Implicit Bias Training
Avery understands that implicit bias training is important for those working in the criminal justice system. She provided mandatory implicit bias training for all employees in 2020.
Second Chance Act Expungements
Avery believes in being tough on violent crime and career offenders, while still believing in helping our youth with a second chance. The Second Chance Act was passed unanimously by all republicans and democrats in the Senate. This Act removes the financial burden from defendants of having to petition the courts to have certain cases removed from their records when they have been eligible for this relief for many years. Avery, with the help of the High Point Police Department, has started the process of helping thousands of individuals get the relief for which they are eligible, but may not be able to afford.
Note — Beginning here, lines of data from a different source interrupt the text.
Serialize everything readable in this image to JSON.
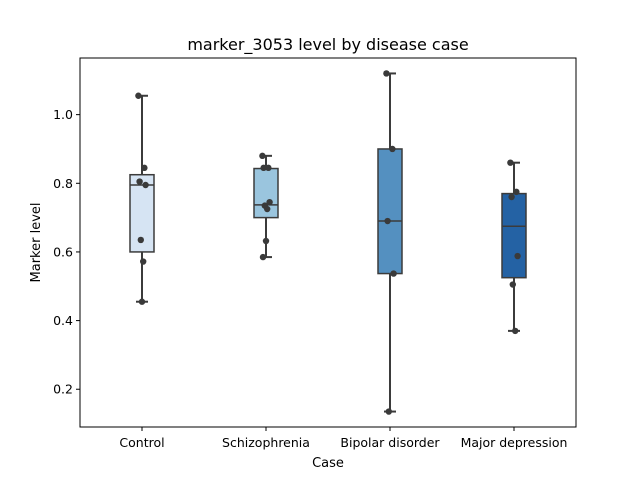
{
  "chart_data": {
    "type": "boxplot",
    "title": "marker_3053 level by disease case",
    "xlabel": "Case",
    "ylabel": "Marker level",
    "ylim": [
      0.09,
      1.165
    ],
    "yticks": [
      0.2,
      0.4,
      0.6,
      0.8,
      1.0
    ],
    "ytick_labels": [
      "0.2",
      "0.4",
      "0.6",
      "0.8",
      "1.0"
    ],
    "grid": false,
    "categories": [
      "Control",
      "Schizophrenia",
      "Bipolar disorder",
      "Major depression"
    ],
    "boxes": [
      {
        "category": "Control",
        "color": "#d6e4f3",
        "whisker_low": 0.455,
        "q1": 0.6,
        "median": 0.795,
        "q3": 0.825,
        "whisker_high": 1.055
      },
      {
        "category": "Schizophrenia",
        "color": "#9ac5de",
        "whisker_low": 0.585,
        "q1": 0.7,
        "median": 0.737,
        "q3": 0.843,
        "whisker_high": 0.88
      },
      {
        "category": "Bipolar disorder",
        "color": "#5490c0",
        "whisker_low": 0.135,
        "q1": 0.537,
        "median": 0.69,
        "q3": 0.9,
        "whisker_high": 1.12
      },
      {
        "category": "Major depression",
        "color": "#2462a4",
        "whisker_low": 0.37,
        "q1": 0.525,
        "median": 0.675,
        "q3": 0.77,
        "whisker_high": 0.86
      }
    ],
    "points": [
      {
        "category": "Control",
        "values": [
          1.055,
          0.845,
          0.805,
          0.795,
          0.635,
          0.572,
          0.455
        ]
      },
      {
        "category": "Schizophrenia",
        "values": [
          0.88,
          0.845,
          0.845,
          0.745,
          0.735,
          0.725,
          0.632,
          0.585
        ]
      },
      {
        "category": "Bipolar disorder",
        "values": [
          1.12,
          0.9,
          0.69,
          0.537,
          0.135
        ]
      },
      {
        "category": "Major depression",
        "values": [
          0.86,
          0.775,
          0.76,
          0.588,
          0.505,
          0.37
        ]
      }
    ],
    "colors": {
      "outline": "#3b3b3b",
      "point": "#3a3a3a"
    }
  }
}
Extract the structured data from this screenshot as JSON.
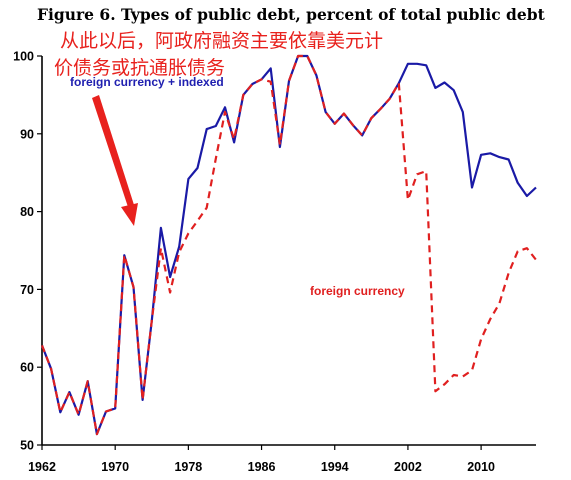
{
  "chart_data": {
    "type": "line",
    "title": "Figure 6. Types of public debt, percent of total public debt",
    "annotation": [
      "从此以后，阿政府融资主要依靠美元计",
      "价债务或抗通胀债务"
    ],
    "xlabel": "",
    "ylabel": "",
    "xlim": [
      1962,
      2016
    ],
    "ylim": [
      50,
      100
    ],
    "x_ticks": [
      "1962",
      "1970",
      "1978",
      "1986",
      "1994",
      "2002",
      "2010"
    ],
    "y_ticks": [
      "50",
      "60",
      "70",
      "80",
      "90",
      "100"
    ],
    "grid": false,
    "colors": {
      "foreign_currency_indexed": "#1a1aa6",
      "foreign_currency": "#e02020",
      "arrow": "#e8211d"
    },
    "series": [
      {
        "name": "foreign currency + indexed",
        "style": "solid",
        "x": [
          1962,
          1963,
          1964,
          1965,
          1966,
          1967,
          1968,
          1969,
          1970,
          1971,
          1972,
          1973,
          1974,
          1975,
          1976,
          1977,
          1978,
          1979,
          1980,
          1981,
          1982,
          1983,
          1984,
          1985,
          1986,
          1987,
          1988,
          1989,
          1990,
          1991,
          1992,
          1993,
          1994,
          1995,
          1996,
          1997,
          1998,
          1999,
          2000,
          2001,
          2002,
          2003,
          2004,
          2005,
          2006,
          2007,
          2008,
          2009,
          2010,
          2011,
          2012,
          2013,
          2014,
          2015,
          2016
        ],
        "y": [
          62.8,
          59.8,
          54.2,
          56.8,
          53.9,
          58.2,
          51.4,
          54.3,
          54.7,
          74.4,
          70.3,
          55.8,
          66,
          77.9,
          71.6,
          75.5,
          84.2,
          85.6,
          90.6,
          91,
          93.4,
          88.9,
          95,
          96.4,
          97,
          98.4,
          88.3,
          96.8,
          100,
          100,
          97.5,
          92.8,
          91.3,
          92.6,
          91.1,
          89.8,
          92,
          93.2,
          94.5,
          96.5,
          99,
          99,
          98.8,
          95.9,
          96.6,
          95.6,
          92.8,
          83.1,
          87.3,
          87.5,
          87,
          86.7,
          83.7,
          82,
          83.1
        ]
      },
      {
        "name": "foreign currency",
        "style": "dashed",
        "x": [
          1962,
          1963,
          1964,
          1965,
          1966,
          1967,
          1968,
          1969,
          1970,
          1971,
          1972,
          1973,
          1974,
          1975,
          1976,
          1977,
          1978,
          1979,
          1980,
          1981,
          1982,
          1983,
          1984,
          1985,
          1986,
          1987,
          1988,
          1989,
          1990,
          1991,
          1992,
          1993,
          1994,
          1995,
          1996,
          1997,
          1998,
          1999,
          2000,
          2001,
          2002,
          2003,
          2004,
          2005,
          2006,
          2007,
          2008,
          2009,
          2010,
          2011,
          2012,
          2013,
          2014,
          2015,
          2016
        ],
        "y": [
          62.8,
          59.8,
          54.2,
          56.8,
          53.9,
          58.2,
          51.4,
          54.3,
          54.7,
          74.4,
          70.3,
          55.8,
          66,
          75.3,
          69.6,
          74.8,
          77.2,
          78.8,
          80.5,
          86.8,
          92.8,
          89.3,
          95,
          96.4,
          97,
          96.7,
          88.6,
          96.8,
          100,
          100,
          97.5,
          92.8,
          91.3,
          92.6,
          91.1,
          89.8,
          92,
          93.2,
          94.5,
          96.5,
          81.5,
          84.8,
          85.2,
          56.9,
          57.8,
          59,
          58.8,
          59.6,
          63.6,
          66.2,
          68.2,
          72.1,
          74.9,
          75.3,
          73.8
        ]
      }
    ]
  }
}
Avery petitioned our state legislators to increase the number of staff members in the district attorney's office in both Greensboro and High Point because studies revealed that her office was grossly understaffed by 8 attorneys and 5 victim witness legal assistants. Under her administration and leadership, she has grown her office by 5 new permanent attorney positions and one victim services coordinator position. This increase in staff will help carry out her plan to handle the backlog of cases that have occurred as a result of the pandemic.
Avery believes the biggest issue facing the judicial system in Guilford County is the backlog in cases that has been exacerbated by the pandemic. During the start of the pandemic, under the direction of the Chief Justice, no jury trials were allowed for approximately one year and many of the courts were ordered closed. Then the office was extremely limited in the number of cases that were allowed to be put on the calendar to do pleas, and even more limited in the number and type of cases that were allowed to be taken to trial. Now that the Chief Justice has recommended that courts open to pre-pandemic numbers, her office can now more aggressively attack the backlog of cases. Her office has increased the number of defendants on the calendars as well as emphasizing the prosecution of homicide trials. In High Point, we have 11 homicides scheduled for trial this year and more than that in Greensboro. This plan is needed to help provide swifter justice to the victims, their families, and the accused. As was previously stated, the increase in attorneys and staff that Avery lobbied for are key to her efforts.
Law Enforcement Engagement
Under Avery's leadership, she established quarterly meetings with all heads of law enforcement where we discuss relevant issues of policing in our communities while maintaining our key objective which is keeping our communities safe from violent crime. As a result of communication and better training, total traffic stops in Greensboro decreased from 40K in 2018 to 15K in 2019.That was a positive change. She will continue to work with law enforcement to continue these positive changes.